Gazeteci yazar dostum Ardan Zentürk, geçenlerde Star gazetesinde bu düşünceme ışık düşüren güzel bir uğurlama yazısı kaleme aldı: "Yıldız Hanım, Sahne sizin!" başlıklı yazının bir yerinde Zentürk, sinemamızın emektarlarından unutulmaz aktör Kenan Pars'la yaptığı bir sohbeti naklediyor. Kenan Pars şöyle demiş Zentürk'e, "Biz, 1950 ve 60'larda çevirdiğimiz filmlere mutlaka bir yemek sahnesi koyardık. Nedeni, halkın eğitimidir. Yer sofrasındaki bir milleti masa kültürüne taşımak kolay mıydı sanıyorsun?"

Ardan Zentürk'ün yazısında önemli bir anekdot daha var: 1964 yılında Çanakkale'nin Çan ilçesinde işadamı İbrahim Bodur'un kurduğu seramik fabrikasına Kenter Tiyatrosu bir temsil vermesi için davet edilmiştir. Fabrika işçileri ve o yörenin insanlarından müteşekkil seyirci önünde başlayan "Pembe Kadın" oyunu devam ederken bir tatsızlık hissedilir. Seyirci oyunla pek ilgilenmemekte, "Yahu, bu zaten bizim hayatımız" diye düşündüğü için homurdanmaktadır. Pembe Kadın'ı oynayan Yıldız Kenter durur ve sahnenin gerisine çekilir; fabrika yetkilileri araya girer ricada bulunurlar. Oyun yeniden başlar ama seyircinin tepkisi değişmemiştir. Oyun yine durur...

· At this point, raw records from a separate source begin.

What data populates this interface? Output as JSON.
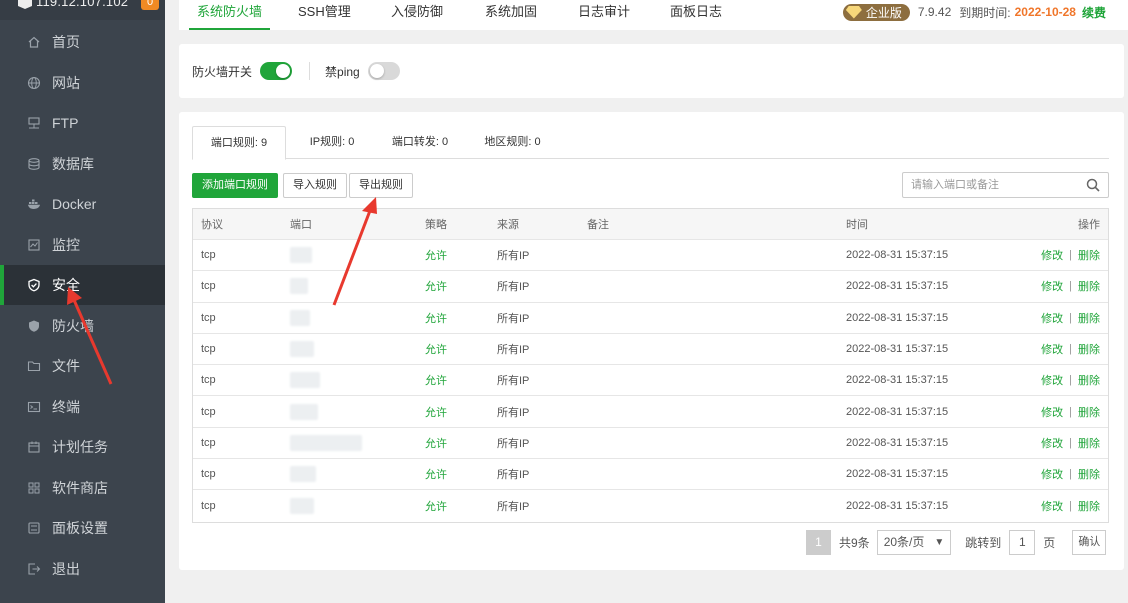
{
  "sidebar": {
    "host": "119.12.107.102",
    "badge": "0",
    "items": [
      {
        "label": "首页",
        "icon": "home-icon"
      },
      {
        "label": "网站",
        "icon": "globe-icon"
      },
      {
        "label": "FTP",
        "icon": "ftp-icon"
      },
      {
        "label": "数据库",
        "icon": "database-icon"
      },
      {
        "label": "Docker",
        "icon": "docker-icon"
      },
      {
        "label": "监控",
        "icon": "monitor-icon"
      },
      {
        "label": "安全",
        "icon": "shield-check-icon",
        "active": true
      },
      {
        "label": "防火墙",
        "icon": "shield-icon"
      },
      {
        "label": "文件",
        "icon": "folder-icon"
      },
      {
        "label": "终端",
        "icon": "terminal-icon"
      },
      {
        "label": "计划任务",
        "icon": "calendar-icon"
      },
      {
        "label": "软件商店",
        "icon": "grid-icon"
      },
      {
        "label": "面板设置",
        "icon": "settings-icon"
      },
      {
        "label": "退出",
        "icon": "logout-icon"
      }
    ]
  },
  "top_tabs": [
    "系统防火墙",
    "SSH管理",
    "入侵防御",
    "系统加固",
    "日志审计",
    "面板日志"
  ],
  "top_right": {
    "edition": "企业版",
    "version": "7.9.42",
    "expire_label": "到期时间:",
    "expire_date": "2022-10-28",
    "renew": "续费"
  },
  "switches": {
    "firewall_label": "防火墙开关",
    "firewall_on": true,
    "ping_label": "禁ping",
    "ping_on": false
  },
  "sub_tabs": [
    "端口规则: 9",
    "IP规则: 0",
    "端口转发: 0",
    "地区规则: 0"
  ],
  "buttons": {
    "add": "添加端口规则",
    "import": "导入规则",
    "export": "导出规则"
  },
  "search": {
    "placeholder": "请输入端口或备注",
    "value": ""
  },
  "table": {
    "headers": [
      "协议",
      "端口",
      "策略",
      "来源",
      "备注",
      "时间",
      "操作"
    ],
    "rows": [
      {
        "proto": "tcp",
        "policy": "允许",
        "source": "所有IP",
        "note": "",
        "time": "2022-08-31 15:37:15"
      },
      {
        "proto": "tcp",
        "policy": "允许",
        "source": "所有IP",
        "note": "",
        "time": "2022-08-31 15:37:15"
      },
      {
        "proto": "tcp",
        "policy": "允许",
        "source": "所有IP",
        "note": "",
        "time": "2022-08-31 15:37:15"
      },
      {
        "proto": "tcp",
        "policy": "允许",
        "source": "所有IP",
        "note": "",
        "time": "2022-08-31 15:37:15"
      },
      {
        "proto": "tcp",
        "policy": "允许",
        "source": "所有IP",
        "note": "",
        "time": "2022-08-31 15:37:15"
      },
      {
        "proto": "tcp",
        "policy": "允许",
        "source": "所有IP",
        "note": "",
        "time": "2022-08-31 15:37:15"
      },
      {
        "proto": "tcp",
        "policy": "允许",
        "source": "所有IP",
        "note": "",
        "time": "2022-08-31 15:37:15"
      },
      {
        "proto": "tcp",
        "policy": "允许",
        "source": "所有IP",
        "note": "",
        "time": "2022-08-31 15:37:15"
      },
      {
        "proto": "tcp",
        "policy": "允许",
        "source": "所有IP",
        "note": "",
        "time": "2022-08-31 15:37:15"
      }
    ],
    "op_edit": "修改",
    "op_sep": "|",
    "op_delete": "删除"
  },
  "pager": {
    "current": "1",
    "total": "共9条",
    "size": "20条/页",
    "jump_label": "跳转到",
    "jump_value": "1",
    "page_unit": "页",
    "confirm": "确认"
  },
  "colors": {
    "accent": "#20a53a",
    "sidebar": "#3c444d",
    "warn": "#f0762a",
    "annotation": "#e8392e"
  }
}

Bu defa (Muhtemelen fabrikada doktor olarak görev yaptığını anladığımız) Zentürk'ün babası emin adımlarla sahneye ilerler, mikrofonu alır ve seyirciye, yazarın vurgusuyla, "Hastalarına" Yıldız Kenter'i anlatır, Pembe Kadın'ın nasıl bir Anadolu gerçeğini anlattığından, hangi yaralara parmak bastığından bahseder kısaca. Sözlerini şöyle tamamlar, "Yıldız hanım, sahne sizin"

Oyunun sonuna kadar çıt çıkmaz seyirciden, bittiğinde nelerin yaşandığını Ardan Zentürk'ün kelimeleriyle okuyalım: "Yaşanılan o olağanüstü alkışı, coşkuyu, sanatçıların fabrika işçileri ve köylüler tarafından nasıl kucaklandıklarını şu anda yazarken bile gözlerim doluyor..."

Salon dolu efendim!

Maksadım Ardan Zentürk'ü veya öyle inandığı için fabrika işçilerine ve yöre ahalisine tiyatronun anlamını izah eden babasının hâtırasını eleştirmek değil; tiyatro ile toplumumuz arasında, o günden bu yana neredeyse bir asırdır değişmeden duran soğukluğa dikkat çekmek.

Belki o mesafeli ilişkide, tiyatrocuların kendileri için kurdukları ve içinde yaşadıkları dünyanın, -sahicilikten demeyelim de- halktan epey uzak durmasının da payı var. Müşfik Kenter'in cenaze töreninde yaşananları bir gazete haberinden özetlersem, neyi kasdettiğimi daha iyi anlayabilirsiniz.

Cenaze, "Gelenek" icabı önce tiyatroya getirilip sahnedeki katafalka konuluyor. Katafalkın önünde merhumun büyük boy portresi, etrafta oynadığı oyunlardan sahne fotoğrafları. Sonra sahne arkadaşları sırayla sahneye çıkıp konuşmalar yapıyorlar, genellikle "Son esprisi bizi hiç güldürmedi... Işık olsun... Sonsuzluğa yürüsün..." gibi dramatik sözlerle bitiriyorlar konuşmalarını ve o esnada nasıl sahicilikten uzaklaştıklarını, nasıl sahne sanatlarıyla ilgili bir eylem içinde bulunduklarını çoğu farketmiyor bile (Nitekim törende Yıldız Kenter'in ağabeyine hitaben, "Salon full dolu efendim!" dediğini okuyoruz haberden). Daha sonra törene gelenler sıraya girip naaşın önünden geçiyor ve saygı duruşunda bulunuyorlar ve en sonunda cenaze hepimizin bildiği usûl üzre omuzlar üzerine alınarak namazının kılınacağı camiye getiriliyor ama şahsen yadırgadığım yeni tarz cenaze ritüelleri bitmiyor; tabutun üzerine çiçekler atılıyor, namaza iştirak edenler safa girerken, etmeyenler kenarda bekleşip merhuma alkış tutuyorlar. Alkış?

Kim sorumlu?

Burada durup soruyorum: Tiyatrocuların kendilerine inşa ettiği dünya ile bizim gibi sıradan insanların, büyük toplum çoğunluğunun dünyası arasındaki mesafeden kim sorumlu? Tiyatronun talim ettiği varsayılan "Edeb", hangi değerler bütününe ait?

Sözün özü şu: Tiyatro, ürettiği değerlerle bir hayat tarzını imâ ediyor; ahali de bundan hoşlanmıyor vesselam.